The data is also in line with the latest Leading Market Index, which was released on May 6 by the National Association of Home Builders. The report revealed that out of 360 metropolitan areas evaluated across the country, 68 housing markets have returned to or have exceeded their last normal level of economic and housing activity seen before the recession. This represents a net gain of seven metro areas year over year.
The LMI evaluates and identifies those metro areas that are now approaching and exceeding their previous normal levels of economic activity. The index factors in average single-family permits, home prices and employment levels for the past 12 months and then compares that to the market’s historical levels.
Overall, markets nationwide are running at about 91 percent of normal economic and housing activity. Sixty-eight percent of the 360 metro areas tracked by the index have shown improvement over the past year.

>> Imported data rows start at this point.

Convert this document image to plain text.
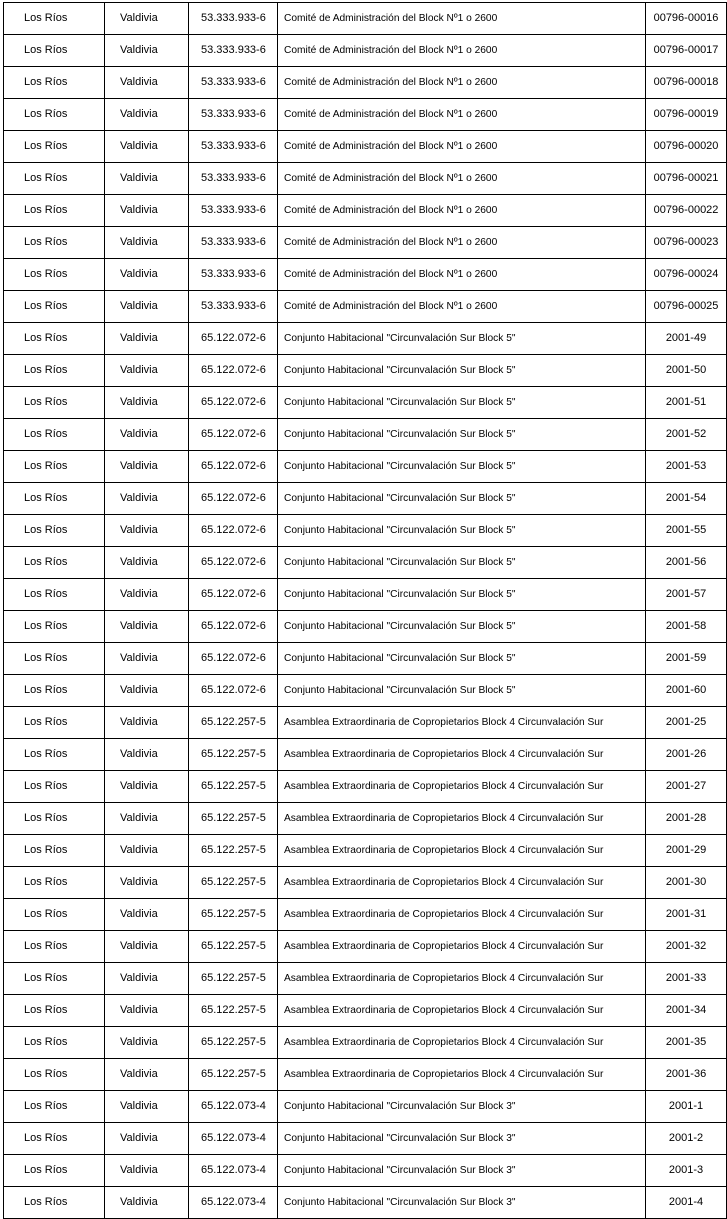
Los Ríos	Valdivia	53.333.933-6	Comité de Administración del Block Nº1 o 2600	00796-00016
Los Ríos	Valdivia	53.333.933-6	Comité de Administración del Block Nº1 o 2600	00796-00017
Los Ríos	Valdivia	53.333.933-6	Comité de Administración del Block Nº1 o 2600	00796-00018
Los Ríos	Valdivia	53.333.933-6	Comité de Administración del Block Nº1 o 2600	00796-00019
Los Ríos	Valdivia	53.333.933-6	Comité de Administración del Block Nº1 o 2600	00796-00020
Los Ríos	Valdivia	53.333.933-6	Comité de Administración del Block Nº1 o 2600	00796-00021
Los Ríos	Valdivia	53.333.933-6	Comité de Administración del Block Nº1 o 2600	00796-00022
Los Ríos	Valdivia	53.333.933-6	Comité de Administración del Block Nº1 o 2600	00796-00023
Los Ríos	Valdivia	53.333.933-6	Comité de Administración del Block Nº1 o 2600	00796-00024
Los Ríos	Valdivia	53.333.933-6	Comité de Administración del Block Nº1 o 2600	00796-00025
Los Ríos	Valdivia	65.122.072-6	Conjunto Habitacional "Circunvalación Sur Block 5"	2001-49
Los Ríos	Valdivia	65.122.072-6	Conjunto Habitacional "Circunvalación Sur Block 5"	2001-50
Los Ríos	Valdivia	65.122.072-6	Conjunto Habitacional "Circunvalación Sur Block 5"	2001-51
Los Ríos	Valdivia	65.122.072-6	Conjunto Habitacional "Circunvalación Sur Block 5"	2001-52
Los Ríos	Valdivia	65.122.072-6	Conjunto Habitacional "Circunvalación Sur Block 5"	2001-53
Los Ríos	Valdivia	65.122.072-6	Conjunto Habitacional "Circunvalación Sur Block 5"	2001-54
Los Ríos	Valdivia	65.122.072-6	Conjunto Habitacional "Circunvalación Sur Block 5"	2001-55
Los Ríos	Valdivia	65.122.072-6	Conjunto Habitacional "Circunvalación Sur Block 5"	2001-56
Los Ríos	Valdivia	65.122.072-6	Conjunto Habitacional "Circunvalación Sur Block 5"	2001-57
Los Ríos	Valdivia	65.122.072-6	Conjunto Habitacional "Circunvalación Sur Block 5"	2001-58
Los Ríos	Valdivia	65.122.072-6	Conjunto Habitacional "Circunvalación Sur Block 5"	2001-59
Los Ríos	Valdivia	65.122.072-6	Conjunto Habitacional "Circunvalación Sur Block 5"	2001-60
Los Ríos	Valdivia	65.122.257-5	Asamblea Extraordinaria de Copropietarios Block 4 Circunvalación Sur	2001-25
Los Ríos	Valdivia	65.122.257-5	Asamblea Extraordinaria de Copropietarios Block 4 Circunvalación Sur	2001-26
Los Ríos	Valdivia	65.122.257-5	Asamblea Extraordinaria de Copropietarios Block 4 Circunvalación Sur	2001-27
Los Ríos	Valdivia	65.122.257-5	Asamblea Extraordinaria de Copropietarios Block 4 Circunvalación Sur	2001-28
Los Ríos	Valdivia	65.122.257-5	Asamblea Extraordinaria de Copropietarios Block 4 Circunvalación Sur	2001-29
Los Ríos	Valdivia	65.122.257-5	Asamblea Extraordinaria de Copropietarios Block 4 Circunvalación Sur	2001-30
Los Ríos	Valdivia	65.122.257-5	Asamblea Extraordinaria de Copropietarios Block 4 Circunvalación Sur	2001-31
Los Ríos	Valdivia	65.122.257-5	Asamblea Extraordinaria de Copropietarios Block 4 Circunvalación Sur	2001-32
Los Ríos	Valdivia	65.122.257-5	Asamblea Extraordinaria de Copropietarios Block 4 Circunvalación Sur	2001-33
Los Ríos	Valdivia	65.122.257-5	Asamblea Extraordinaria de Copropietarios Block 4 Circunvalación Sur	2001-34
Los Ríos	Valdivia	65.122.257-5	Asamblea Extraordinaria de Copropietarios Block 4 Circunvalación Sur	2001-35
Los Ríos	Valdivia	65.122.257-5	Asamblea Extraordinaria de Copropietarios Block 4 Circunvalación Sur	2001-36
Los Ríos	Valdivia	65.122.073-4	Conjunto Habitacional "Circunvalación Sur Block 3"	2001-1
Los Ríos	Valdivia	65.122.073-4	Conjunto Habitacional "Circunvalación Sur Block 3"	2001-2
Los Ríos	Valdivia	65.122.073-4	Conjunto Habitacional "Circunvalación Sur Block 3"	2001-3
Los Ríos	Valdivia	65.122.073-4	Conjunto Habitacional "Circunvalación Sur Block 3"	2001-4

"The number of markets on this quarter’s Leading Markets Index at or above 90 percent of previous normal levels has reached 157 — a sign that the recovery is spreading to a wide range of markets," said Kurt Pfotenhauer, vice chairman of First American Title Insurance Company, which co-sponsors the LMI report.
Topping the list of major metros on the LMI is Baton Rouge, Louisiana, with a score of 1.43 — or 43 percent better than its last normal market level. Other major metros at the top of the list include Austin, Texas; Honolulu; Houston; and Oklahoma City. Rounding out the top 10 are San Jose, California; Los Angeles; Salt Lake City; Charleston, South Carolina; and Nashville — all of whose LMI scores indicate that their market activity now equals or exceeds previous norms.

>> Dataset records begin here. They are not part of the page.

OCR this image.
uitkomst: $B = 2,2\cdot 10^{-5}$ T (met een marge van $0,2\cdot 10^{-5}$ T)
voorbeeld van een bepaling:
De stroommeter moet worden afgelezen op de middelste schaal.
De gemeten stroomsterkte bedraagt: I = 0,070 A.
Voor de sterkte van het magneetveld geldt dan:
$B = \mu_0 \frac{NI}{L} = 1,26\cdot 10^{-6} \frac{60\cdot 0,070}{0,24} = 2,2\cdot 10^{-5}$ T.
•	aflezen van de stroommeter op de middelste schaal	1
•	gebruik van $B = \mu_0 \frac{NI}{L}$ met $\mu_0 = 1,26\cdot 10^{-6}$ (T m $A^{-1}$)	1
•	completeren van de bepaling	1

During the coming quarters, homebuilders should remain sensitive to homebuyers' ability to buy a new home. Housing affordability headwinds are likely to intensify as the Federal Reserve prepares to increase a key interest rate for the first time in nearly a decade. Moreover, the sales gains of recent months could be short-lived if new home prices increase so sharply that buyers are priced out of the market. Nonetheless, the expectation is that the upward momentum will continue in the months ahead and underlying housing demand will remain firm as employment grows, wages increase and home equity improves.
This article is reprinted with permission from Law360.